The float refers to the side-to-side movement of the foot on the pedal; more float offers increased mobility whilst less float holds the foot in a set position. Shimano, one of the most common pedal systems currently in use, offers three cleats, each with a different level of float. Most systems will offer different cleats for different amounts of float, or allow adjustment of a standardize cleat.

Three colours of Shimano cleats for three different amount of float, from most to least (L – R).

The yellow cleat has 3 mm of lateral float and allows the foot to move more in the pedal in comparison to the 1 mm of lateral float with blue cleat. That’s not the only difference. The yellow cleat provides a central rotation as shown below, whereas the blue cleat adopts a front rotation to enhance the power transfer to the drivetrain while still allowing a level of biomechanical float.  The red cleat doesn’t offer any lateral float.

It is a common thought that those who have limited mobility or problems with their knees should increase the float to accommodate, but this isn’t always the case. A limited-float system may, in fact, reduce additional strain on the joints and the associated discomfort by providing greater stability throughout the different stages of the pedal stroke. It is worth mentioning, that given that the foot remains in one position, a limited-float system does require greater accuracy in the setup. A qualified technician with specialty tools and years of training can help eliminate the guesswork: something to consider as the volume and/or intensity of cycling increases.

Wedges and Insoles

Insoles provide another opportunity to reduce the tendency to supinate or over-pronate and offer greater stability to the foot, so provide a better platform to push against during the downward stroke.

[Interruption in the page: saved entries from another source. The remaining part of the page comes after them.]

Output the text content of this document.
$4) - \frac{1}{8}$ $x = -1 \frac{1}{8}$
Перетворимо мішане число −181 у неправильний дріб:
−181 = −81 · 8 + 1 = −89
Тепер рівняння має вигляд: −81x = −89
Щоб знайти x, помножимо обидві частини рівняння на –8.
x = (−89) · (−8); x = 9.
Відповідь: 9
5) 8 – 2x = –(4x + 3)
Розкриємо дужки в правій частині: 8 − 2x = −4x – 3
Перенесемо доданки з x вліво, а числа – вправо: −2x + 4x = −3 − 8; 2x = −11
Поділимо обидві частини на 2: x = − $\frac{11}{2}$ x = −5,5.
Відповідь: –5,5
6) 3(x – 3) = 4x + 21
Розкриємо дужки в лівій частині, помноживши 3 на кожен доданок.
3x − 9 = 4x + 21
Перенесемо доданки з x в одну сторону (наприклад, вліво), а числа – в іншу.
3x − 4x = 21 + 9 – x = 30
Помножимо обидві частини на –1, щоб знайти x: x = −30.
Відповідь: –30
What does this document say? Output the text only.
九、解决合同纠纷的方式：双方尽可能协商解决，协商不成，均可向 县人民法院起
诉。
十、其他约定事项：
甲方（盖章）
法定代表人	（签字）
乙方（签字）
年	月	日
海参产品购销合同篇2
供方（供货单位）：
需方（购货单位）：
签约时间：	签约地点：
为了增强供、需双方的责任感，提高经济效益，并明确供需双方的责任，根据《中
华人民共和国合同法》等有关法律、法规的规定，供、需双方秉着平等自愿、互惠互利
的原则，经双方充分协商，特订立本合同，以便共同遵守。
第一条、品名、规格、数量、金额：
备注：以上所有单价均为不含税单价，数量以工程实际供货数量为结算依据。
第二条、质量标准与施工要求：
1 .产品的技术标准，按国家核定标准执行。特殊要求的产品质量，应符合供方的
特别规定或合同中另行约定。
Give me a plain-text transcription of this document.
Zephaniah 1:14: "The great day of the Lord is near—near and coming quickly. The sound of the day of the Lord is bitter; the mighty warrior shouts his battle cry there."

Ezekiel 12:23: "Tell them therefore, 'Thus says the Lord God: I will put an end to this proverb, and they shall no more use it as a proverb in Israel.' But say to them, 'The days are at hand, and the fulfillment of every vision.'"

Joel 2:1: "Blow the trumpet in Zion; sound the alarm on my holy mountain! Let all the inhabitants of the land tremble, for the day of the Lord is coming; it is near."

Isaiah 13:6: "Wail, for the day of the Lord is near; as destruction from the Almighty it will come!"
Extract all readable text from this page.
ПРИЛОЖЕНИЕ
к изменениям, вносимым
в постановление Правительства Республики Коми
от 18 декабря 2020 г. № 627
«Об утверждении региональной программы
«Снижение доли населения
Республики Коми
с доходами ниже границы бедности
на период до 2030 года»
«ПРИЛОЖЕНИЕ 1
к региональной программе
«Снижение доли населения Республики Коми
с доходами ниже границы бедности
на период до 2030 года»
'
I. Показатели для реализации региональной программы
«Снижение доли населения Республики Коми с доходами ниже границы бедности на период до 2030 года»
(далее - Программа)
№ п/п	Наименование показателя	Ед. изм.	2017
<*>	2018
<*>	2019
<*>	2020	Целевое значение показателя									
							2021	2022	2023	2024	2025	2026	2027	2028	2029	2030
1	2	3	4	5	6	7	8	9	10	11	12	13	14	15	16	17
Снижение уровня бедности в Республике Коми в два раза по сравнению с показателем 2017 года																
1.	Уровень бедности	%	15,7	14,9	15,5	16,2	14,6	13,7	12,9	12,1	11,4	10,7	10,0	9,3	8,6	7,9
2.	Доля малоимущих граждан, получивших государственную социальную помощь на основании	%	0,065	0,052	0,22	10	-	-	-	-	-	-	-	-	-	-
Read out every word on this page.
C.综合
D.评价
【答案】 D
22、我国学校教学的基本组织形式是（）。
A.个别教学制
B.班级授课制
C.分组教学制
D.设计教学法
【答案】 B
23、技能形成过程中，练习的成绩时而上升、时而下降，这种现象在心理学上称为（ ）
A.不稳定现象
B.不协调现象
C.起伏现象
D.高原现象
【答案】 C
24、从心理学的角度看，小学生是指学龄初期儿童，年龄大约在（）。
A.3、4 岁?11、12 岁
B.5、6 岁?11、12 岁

Many of the latest shoes come with insoles that have swappable wedges to vary the level of arch support. And there are aftermarket options too, of course.

Shimano’s insoles incorporate swappable wedges to adjust the amount of arch support.

Now, when it comes to wedges and shims, we are entering a whole new realm, and the level of accuracy is essential to maximize the benefits and reduce any risks of fatigue and potentially, long-term damage. At this stage, a professional bike fitter can advise based on your individual needs.

In essence, as you progress as a cyclist, your needs and demands will change to suit and your position on the bike is likely to adapt accordingly. Whilst a professional bike fit is recommended, often the need to make minor adjustments crop up in between—a greater level of fitness and flexibility, new shoes, new saddle and perhaps even injury are just a few examples. So, whether you are a seasoned pro or just getting started with clipless pedals, the guidelines provided should allow you to make these subtle changes to complement a professional fit and improve your overall riding experience.